Try and take the pictures as close to the middle of the day as possible. Maximise the lighting available by taking the photos outdoors.

Avoid the extreme ends of the day, as the morning and evening light has its own peculiar, albeit stunning light qualities. A red sunset will do very little for your art. Glaring, direct sunlight is equally disastrous; choose a position for the art that enjoys clear, indirect sunlight.

Avoid using the flash on your camera as this will throw unnatural glares onto the artwork. This is particularly important if the artwork is framed using glass. The glass will act as a mirror and the photograph will be terrible. If you must keep the glass, make sure it’s scrupulously clean and experiment with the angle at which you shoot.

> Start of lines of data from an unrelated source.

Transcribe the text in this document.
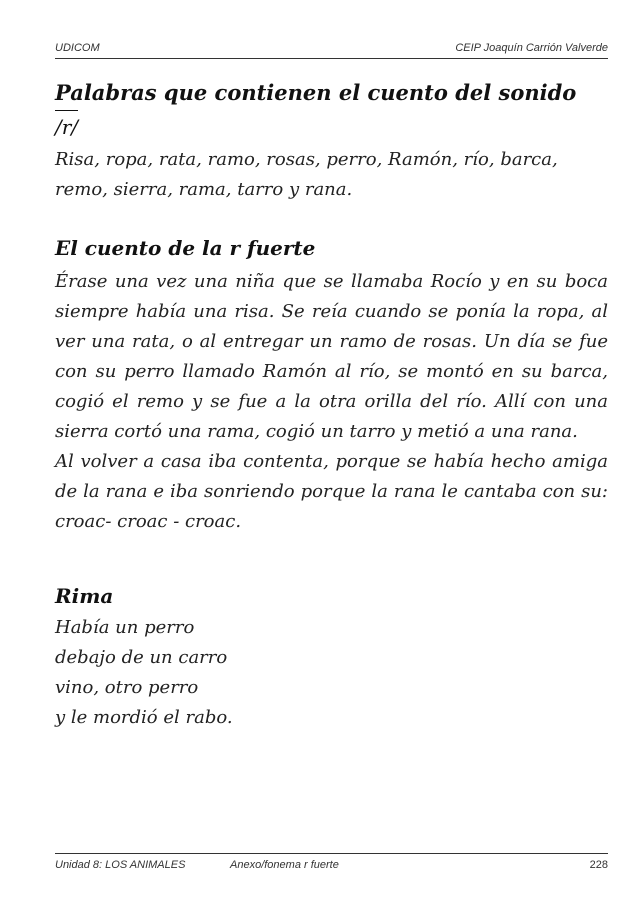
UDICOM	CEIP Joaquín Carrión Valverde
Palabras que contienen el cuento del sonido
/r/

Risa, ropa, rata, ramo, rosas, perro, Ramón, río, barca, remo, sierra, rama, tarro y rana.

El cuento de la r fuerte

Érase una vez una niña que se llamaba Rocío y en su boca siempre había una risa. Se reía cuando se ponía la ropa, al ver una rata, o al entregar un ramo de rosas. Un día se fue con su perro llamado Ramón al río, se montó en su barca, cogió el remo y se fue a la otra orilla del río. Allí con una sierra cortó una rama, cogió un tarro y metió a una rana.

Al volver a casa iba contenta, porque se había hecho amiga de la rana e iba sonriendo porque la rana le cantaba con su: croac- croac - croac.

Rima

Había un perro

debajo de un carro

vino, otro perro

y le mordió el rabo.

Unidad 8: LOS ANIMALES	Anexo/fonema r fuerte	228
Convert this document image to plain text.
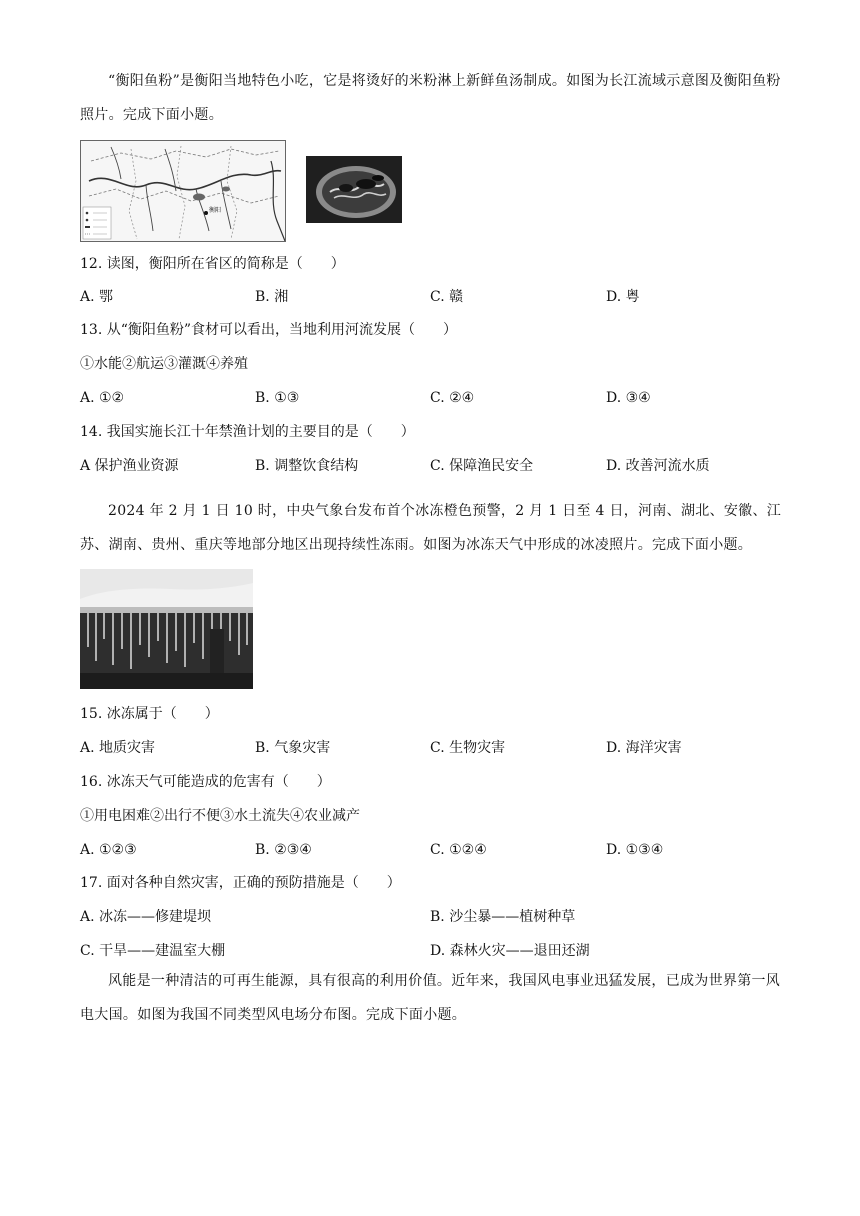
“衡阳鱼粉”是衡阳当地特色小吃，它是将烫好的米粉淋上新鲜鱼汤制成。如图为长江流域示意图及衡阳鱼粉照片。完成下面小题。

衡阳

12. 读图，衡阳所在省区的简称是（　　）

A. 鄂	B. 湘	C. 赣	D. 粤

13. 从“衡阳鱼粉”食材可以看出，当地利用河流发展（　　）

①水能②航运③灌溉④养殖

A. ①②	B. ①③	C. ②④	D. ③④

14. 我国实施长江十年禁渔计划的主要目的是（　　）

A 保护渔业资源	B. 调整饮食结构	C. 保障渔民安全	D. 改善河流水质

2024 年 2 月 1 日 10 时，中央气象台发布首个冰冻橙色预警，2 月 1 日至 4 日，河南、湖北、安徽、江苏、湖南、贵州、重庆等地部分地区出现持续性冻雨。如图为冰冻天气中形成的冰凌照片。完成下面小题。

15. 冰冻属于（　　）

A. 地质灾害	B. 气象灾害	C. 生物灾害	D. 海洋灾害

16. 冰冻天气可能造成的危害有（　　）

①用电困难②出行不便③水土流失④农业减产

A. ①②③	B. ②③④	C. ①②④	D. ①③④

17. 面对各种自然灾害，正确的预防措施是（　　）

A. 冰冻——修建堤坝	B. 沙尘暴——植树种草
C. 干旱——建温室大棚	D. 森林火灾——退田还湖

风能是一种清洁的可再生能源，具有很高的利用价值。近年来，我国风电事业迅猛发展，已成为世界第一风电大国。如图为我国不同类型风电场分布图。完成下面小题。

To optimise the effect of the light on your artwork, use a plain, neutral backdrop for the art. The perfect backdrop would be a matt, black fabric like velvet. It’s perfectly sheer and absorbs light which means that the colours in your art are allowed to speak for themselves.

In The Frame

Taking a good photo of art depends on a perfectly parallel image. Imagine a film between the lens of your camera and the work of art. The art, the film and the lens all need to lie at an accurate parallel line to each other. This will stop any image distortion. The art should fill your view-finder in order to minimise the amount of post-production tweaking.

Capture your digital image by propping the art against a wall and mirroring the angle with your camera. Alternatively, lay it on the floor and take the photograph from above. If you have any doubts about having a steady hand or getting those parallel lines just right, use a tripod.

Post- Photographic Tweaking

There are some brilliant digital packages available that will bring the best out of your art photography. Conduct some research and see which package is most commonly used by online gallery hosting companies.

Use this facility to correct contrast, sharpness and colour integrity. Don’t make the mistake of over-correcting; your digital image has to be as close to the original as possible. Some important purchasing decisions may be made on the strength of your photography.

And Finally...

Save the images in a master TIFF file which gives the most faithful reproduction of your images. Use JPEG files to upload onto websites though. Although they have some effect on the quality of the digital files, they work much better on websites.

A word of warning, don’t load too high a resolution of your images. Anything above 400 dpi (dots per inches) is of such high quality that it can be poached from the website and used illegally. If you are still worried, use a subtle copyright notice below the images.

Photographing artwork isn’t rocket science. It involves a lot of common sense and a little experimentation. The results are potentially stunning, bringing the work to an even wider audience.